Hello. Welcome to the Weekend Gene Pool, which is now wanted by Interpol in thirteen countries on charges of being a fugitive financier. It is also the day that the feckless, spineless, neutered lickspittle, the crafty old righty Kevin McCarthy, seems poised to pitch a shutdown.
But that’s beside the point. We’re not about politics today, except for the clickbait photo and headline.
In the Weekend Gene Pool, we seek your observations and anecdotes on a subject we choose in return for entertainment, which is coming right up. Today’s request was occasioned by the last Gene Pool Gene Poll, which asked you what sort of place in the U.S. you’d most like to live if you could afford it. Choices included: elegant, big city row house, rural ranch house with lotsa land, big suburban home, beachfront or forest property, etc.
The favorite was big city, followed by beachfront. The interesting thing came in the reader’s subsequent reactions. One person chided us for not having “small town,” as an option. She basically wants to be Opie Taylor, with a fishin’ hole, and I do not disrespect that because there would probably also be a genial town drunk who speaks inadvertent truths.
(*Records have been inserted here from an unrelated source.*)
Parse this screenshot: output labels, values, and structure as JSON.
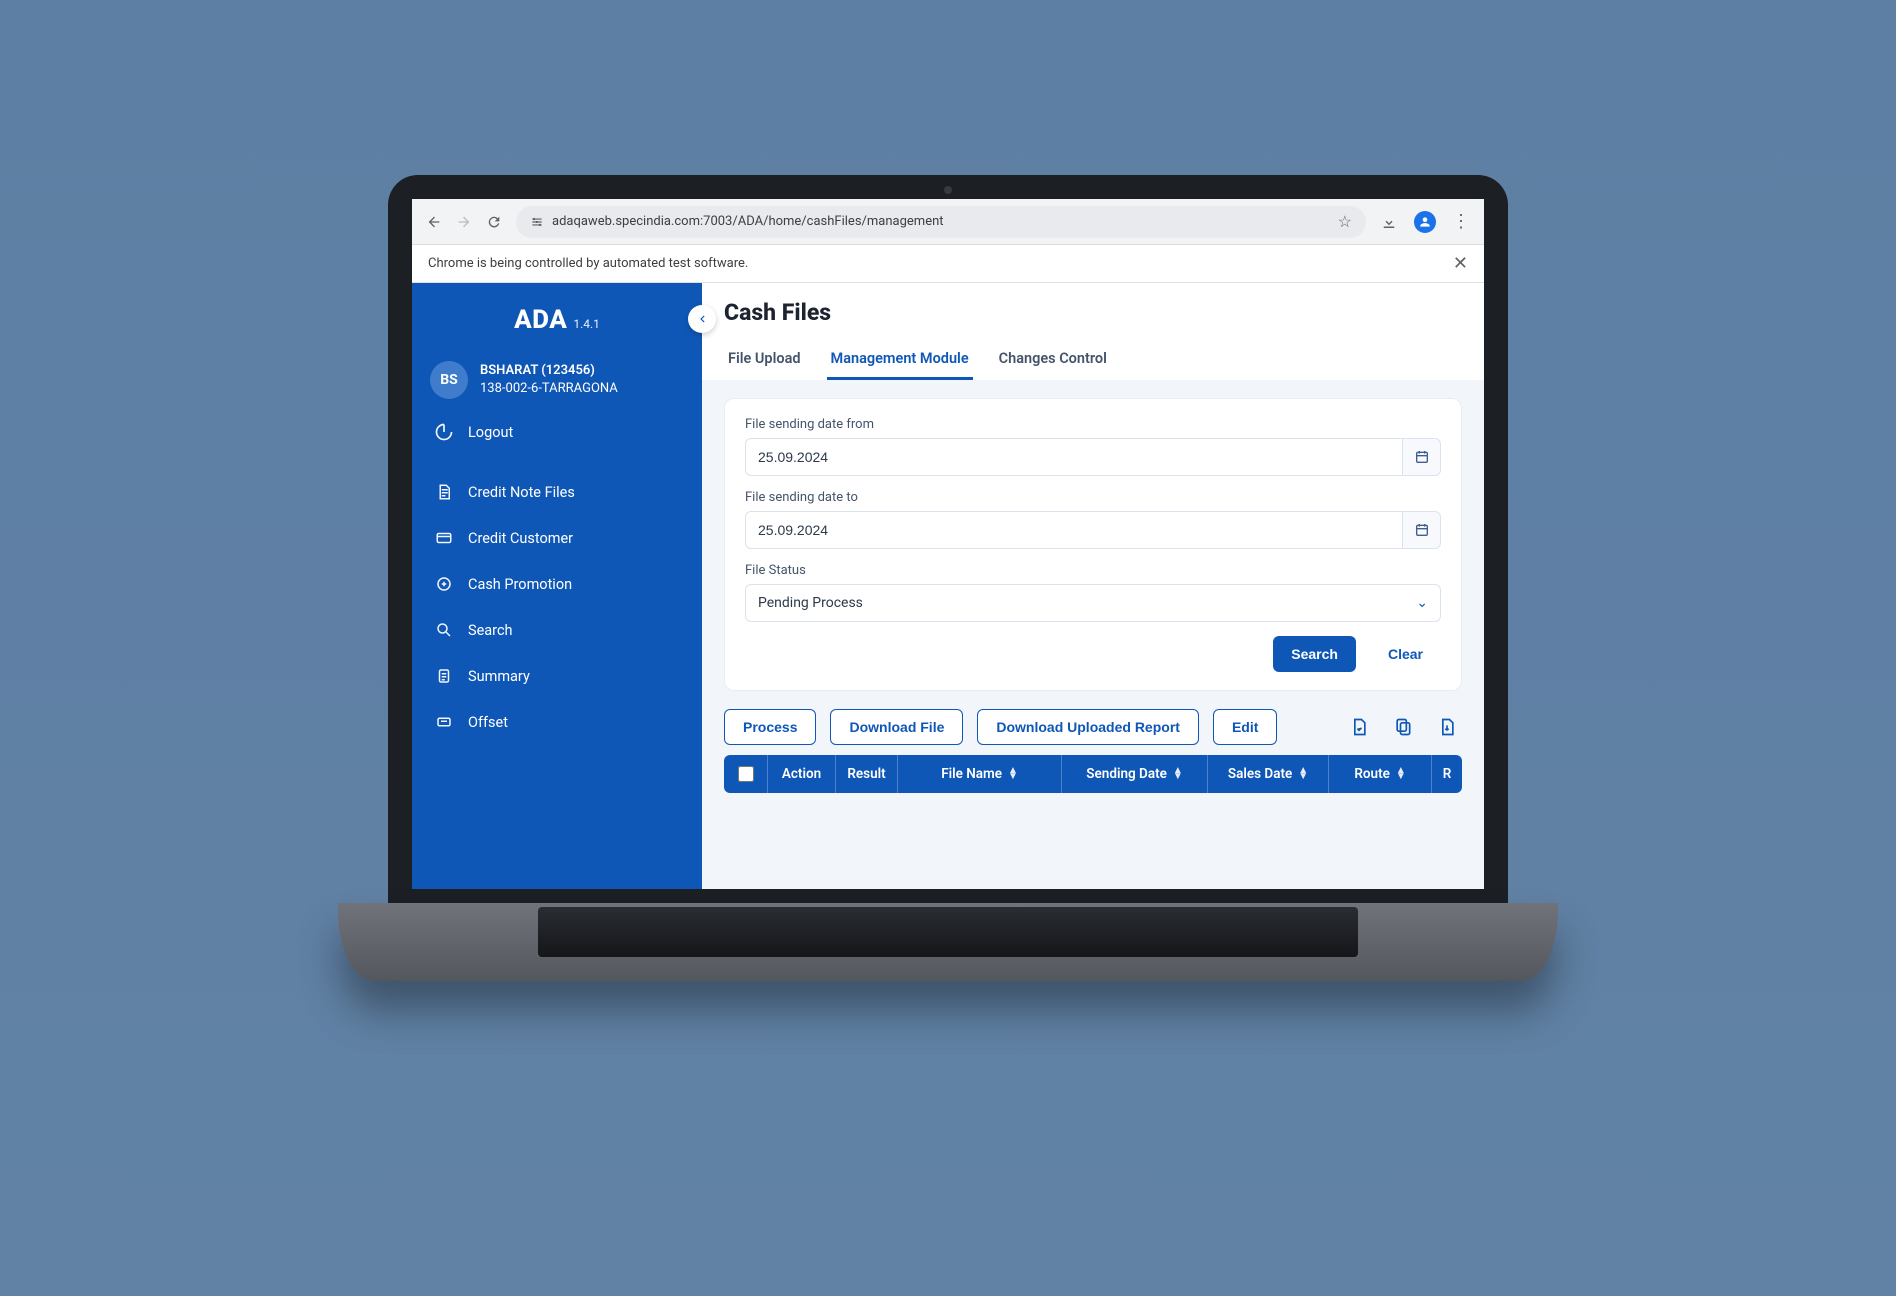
{
  "browser": {
    "url": "adaqaweb.specindia.com:7003/ADA/home/cashFiles/management",
    "infobar": "Chrome is being controlled by automated test software."
  },
  "brand": {
    "name": "ADA",
    "version": "1.4.1"
  },
  "user": {
    "initials": "BS",
    "line1": "BSHARAT (123456)",
    "line2": "138-002-6-TARRAGONA"
  },
  "sidebar": {
    "logout": "Logout",
    "items": [
      "Credit Note Files",
      "Credit Customer",
      "Cash Promotion",
      "Search",
      "Summary",
      "Offset"
    ]
  },
  "page": {
    "title": "Cash Files",
    "tabs": [
      "File Upload",
      "Management Module",
      "Changes Control"
    ],
    "activeTab": 1
  },
  "form": {
    "from": {
      "label": "File sending date from",
      "value": "25.09.2024"
    },
    "to": {
      "label": "File sending date to",
      "value": "25.09.2024"
    },
    "status": {
      "label": "File Status",
      "value": "Pending Process"
    },
    "search": "Search",
    "clear": "Clear"
  },
  "toolbar": {
    "process": "Process",
    "downloadFile": "Download File",
    "downloadReport": "Download Uploaded Report",
    "edit": "Edit"
  },
  "table": {
    "headers": {
      "action": "Action",
      "result": "Result",
      "fileName": "File Name",
      "sendingDate": "Sending Date",
      "salesDate": "Sales Date",
      "route": "Route",
      "rx": "R"
    }
  }
}
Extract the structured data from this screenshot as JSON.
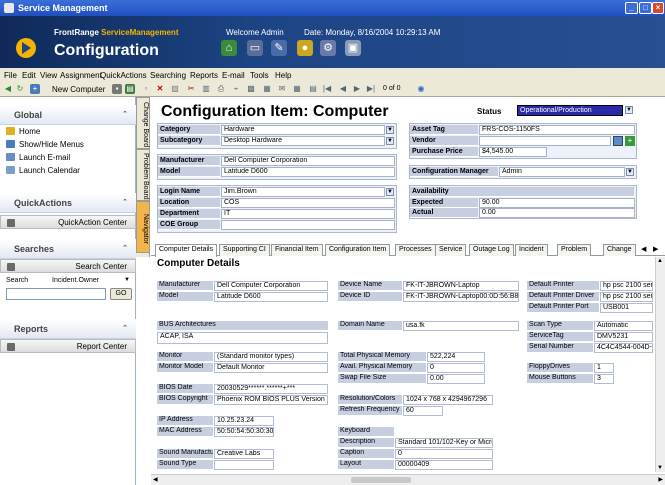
{
  "window": {
    "title": "Service Management"
  },
  "banner": {
    "brand_a": "FrontRange ",
    "brand_b": "ServiceManagement",
    "title": "Configuration",
    "welcome": "Welcome Admin",
    "date": "Date: Monday, 8/16/2004 10:29:13 AM"
  },
  "menu": [
    "File",
    "Edit",
    "View",
    "Assignment",
    "QuickActions",
    "Searching",
    "Reports",
    "E-mail",
    "Tools",
    "Help"
  ],
  "toolbar": {
    "new_label": "New Computer",
    "paging": "0 of 0"
  },
  "sidebar": {
    "global": {
      "title": "Global",
      "items": [
        "Home",
        "Show/Hide Menus",
        "Launch E-mail",
        "Launch Calendar"
      ]
    },
    "quickactions": {
      "title": "QuickActions",
      "bar": "QuickAction Center"
    },
    "searches": {
      "title": "Searches",
      "bar": "Search Center",
      "search_label": "Search",
      "search_value": "Incident.Owner",
      "go": "GO"
    },
    "reports": {
      "title": "Reports",
      "bar": "Report Center"
    }
  },
  "vtabs": [
    "Change Board",
    "Problem Board",
    "Navigator"
  ],
  "form": {
    "title": "Configuration Item: Computer",
    "status_label": "Status",
    "status_value": "Operational/Production",
    "category_label": "Category",
    "category": "Hardware",
    "subcategory_label": "Subcategory",
    "subcategory": "Desktop Hardware",
    "manufacturer_label": "Manufacturer",
    "manufacturer": "Dell Computer Corporation",
    "model_label": "Model",
    "model": "Latitude D600",
    "login_label": "Login Name",
    "login": "Jim.Brown",
    "location_label": "Location",
    "location": "COS",
    "department_label": "Department",
    "department": "IT",
    "coe_label": "COE Group",
    "coe": "",
    "asset_label": "Asset Tag",
    "asset": "FRS-COS-1150FS",
    "vendor_label": "Vendor",
    "vendor": "",
    "price_label": "Purchase Price",
    "price": "$4,545.00",
    "cm_label": "Configuration Manager",
    "cm": "Admin",
    "avail_label": "Availability",
    "expected_label": "Expected",
    "expected": "90.00",
    "actual_label": "Actual",
    "actual": "0.00"
  },
  "tabs": [
    "Computer Details",
    "Supporting CI",
    "Financial Item",
    "Configuration Item",
    "Processes",
    "Service",
    "Outage Log",
    "Incident",
    "Problem",
    "Change"
  ],
  "details": {
    "title": "Computer Details",
    "manufacturer_label": "Manufacturer",
    "manufacturer": "Dell Computer Corporation",
    "model_label": "Model",
    "model": "Latitude D600",
    "devname_label": "Device Name",
    "devname": "FK-IT-JBROWN-Laptop",
    "devid_label": "Device ID",
    "devid": "FK-IT-JBROWN-Laptop00:0D:56:B8:",
    "printer_label": "Default Printer",
    "printer": "hp psc 2100 seri",
    "driver_label": "Default Printer Driver",
    "driver": "hp psc 2100 seri",
    "port_label": "Default Printer Port",
    "port": "USB001",
    "bus_label": "BUS Architectures",
    "bus": "ACAP, ISA",
    "domain_label": "Domain Name",
    "domain": "usa.fk",
    "scan_label": "Scan Type",
    "scan": "Automatic",
    "stag_label": "ServiceTag",
    "stag": "DMV5231",
    "serial_label": "Serial Number",
    "serial": "4C4C4544-004D-",
    "monitor_label": "Monitor",
    "monitor": "(Standard monitor types)",
    "monmodel_label": "Monitor Model",
    "monmodel": "Default Monitor",
    "tpm_label": "Total Physical Memory",
    "tpm": "522,224",
    "apm_label": "Avail. Physical Memory",
    "apm": "0",
    "swap_label": "Swap File Size",
    "swap": "0.00",
    "floppy_label": "FloppyDrives",
    "floppy": "1",
    "mouse_label": "Mouse Buttons",
    "mouse": "3",
    "biosdate_label": "BIOS Date",
    "biosdate": "20030529******.******+***",
    "bioscopy_label": "BIOS Copyright",
    "bioscopy": "Phoenix ROM BIOS PLUS Version 1",
    "res_label": "Resolution/Colors",
    "res": "1024 x 768 x 4294967296",
    "refresh_label": "Refresh Frequency",
    "refresh": "60",
    "ip_label": "IP Address",
    "ip": "10.25.23.24",
    "mac_label": "MAC Address",
    "mac": "50:50:54:50:30:30",
    "kb_label": "Keyboard",
    "kb": "",
    "desc_label": "Description",
    "desc": "Standard 101/102-Key or Micros",
    "cap_label": "Caption",
    "cap": "0",
    "layout_label": "Layout",
    "layout": "00000409",
    "sm_label": "Sound Manufacturer",
    "sm": "Creative Labs",
    "st_label": "Sound Type",
    "st": ""
  }
}
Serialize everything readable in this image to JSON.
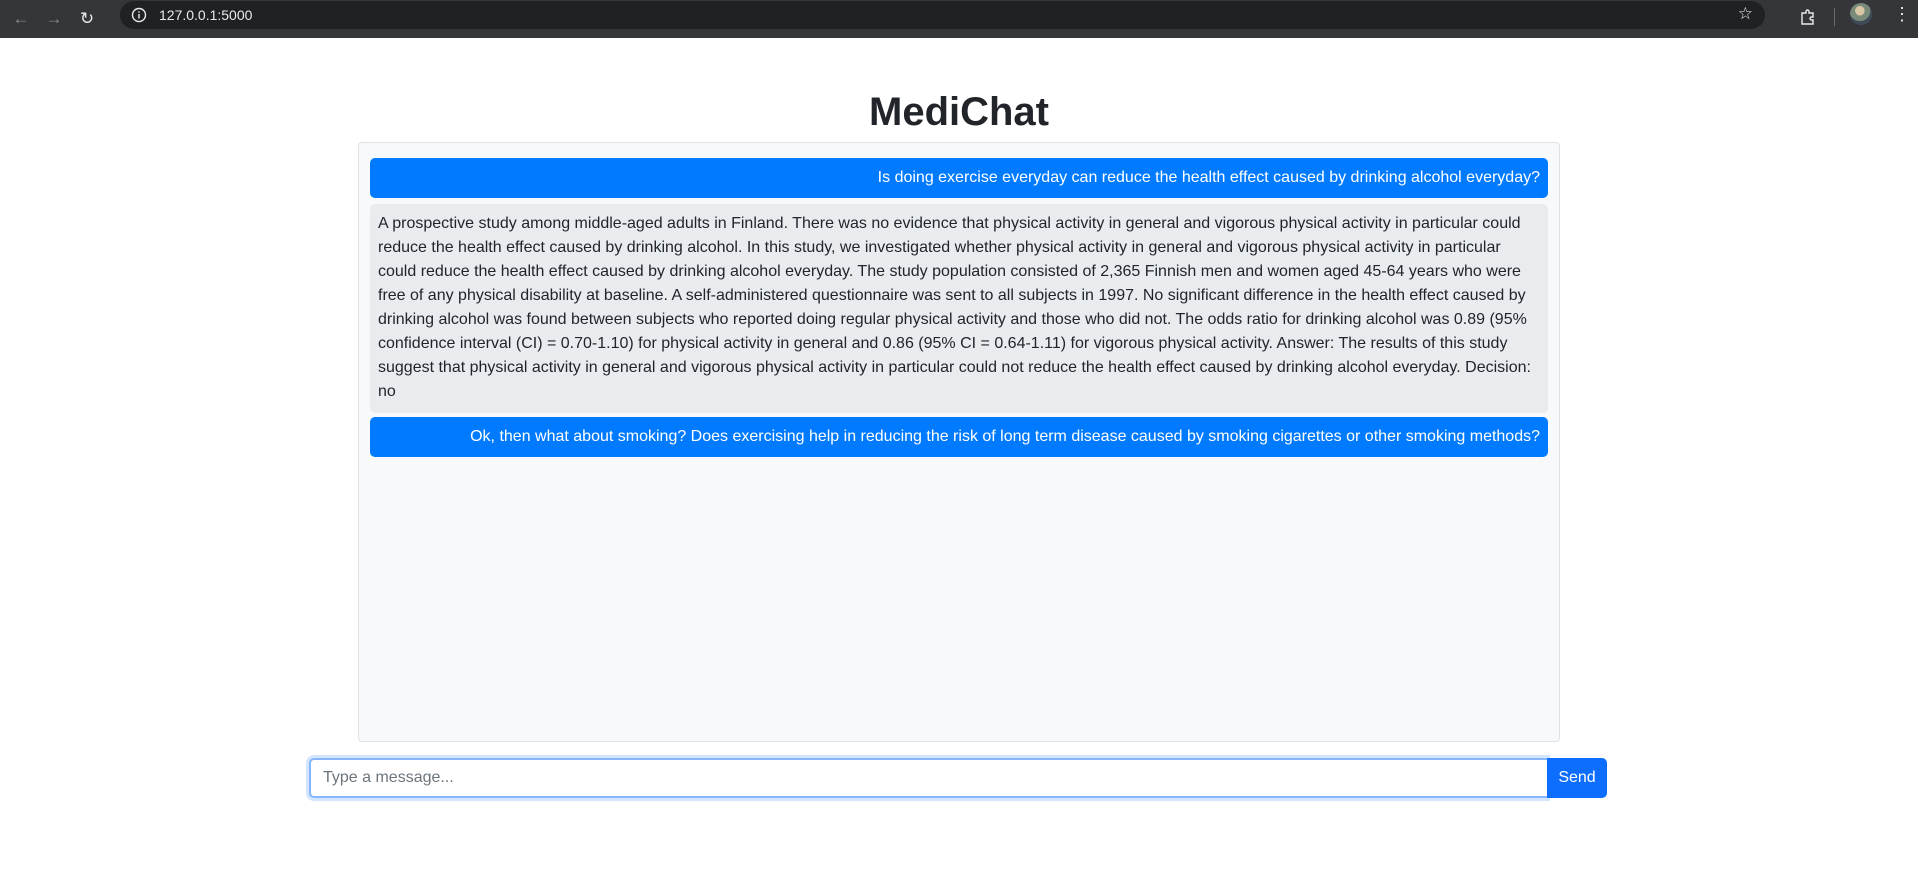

Another anonymous reader, who happens to be my editor, Tom the Butcher, privately whined that there’s no way he could possibly answer the poll because it was too limited: He might like a mountain or a forest retreat — which, by the way, he harrumphed, should not have been yoked together because they are very different geographical and sociological entities — but only if it was also close to a beachfront …. And that was when I wondered if he wished the poll had had 22 choices, with footnotes, cross-referencing, and Venn diagrams. He didn’t say yes, but he didn’t say no, so you just know that’s a yes. Tom was born to be an editor.
The overall point is, people care about this subject. So today’s question:
Did you ever live in a place that was simply all wrong for you? Tell us why. Be funny, if you can, but if can’t, be poignant and insightful. The More details, the better.
My offering is “Miami,” a place many people love. Dave Barry, for example. He loves it in part because it is a weird place about which he’s able to write hilariously.
I never did love it. I moved there for a job. I’d been living in Brooklyn, which I did love, but I comforted myself on the familiar theory that one big city is pretty much like another. I had been misinformed. On the first morning of the first day of my residence, I looked out the window and saw two crabs dancing, in tandem, sideways, across my front lawn.
On the first day that my friend and colleague Madeleine Blais arrived in Miami from the Northeast, she called 911 to report there was a live bat in her house. It turns out it was a variant of cockroach, an even greasier one called the palmetto bug, which can be three inches long and flies. If you stomp one, it feels like squashing a cat.
But it’s not just the fauna that made me unlove Miami.
I like change of season. And Miami, like all places, has four seasons. The summer is “hot.” The fall is “still hot.” The winter is “pretty hot.” And the spring is “hot again.” Women who have relocated from the Northeast, stylish women, women with nice wardrobes, cannot wait until the two weeks embracing the end of January and the start of February so they can break out, sadly and briefly, their leather boots, into which they sweat profusely because it is 61 degrees.
In Miami — as Dave Barry has noted — everybody drives according to the rules of their country of origin.
In Miami, the weather is nuts. It can be torrentially raining in your backyard and bright and sunny in your front yard, and then, five minutes later, this reverses. Later, as the storm pivots, in can be sunny on the left side of your house and rainy on the right.
I like old houses. The older the better. In Miami, all houses were constructed in 1952, when houses had to be built quickly to accommodate the frantic rutting of The Greatest Generation so as to create mine.
You get the idea.
Tell us your stories of places that didn’t work for you, and why. Can be a geographical location, but also a specific house or neighborhood. Send ‘em here:
Also, you can become a patron of the vulgar arts in this way:
And finally, because of a personal issue, on Tuesday I will be filing the Tuesday Gene Pool later than usual — midafternoon, I think. This also gives me an excuse to find out who is still reading and got this important message.
U.S. Navy aircraft carrier. Early 1970s. Living in a floating metal box beneath an airport runway, with 5000 people.
Of course, that beat rice paddies by miles.
I have mixed feelings about Antwerp, Belgium. On the one hand, I liked living in a 15th-century apartment that used to be a salt warehouse in the former slaughterhouse area (where the gutters ran with blood.) I likeD living across from the Zwaaterzusters (Black Sisters)!convent and St. Paul's Church. Loved being walking distance from the 15th-century Grote Markt, the Cathedral of Our Lady, Peter Paul Ruben's home, and so much more (such as great beer and easy access to Germany, Paris, Amsterdam, and London). But on the other hand, there are no trees. Trees are sacrificed for parking lots. Trees, please. Austeblifje.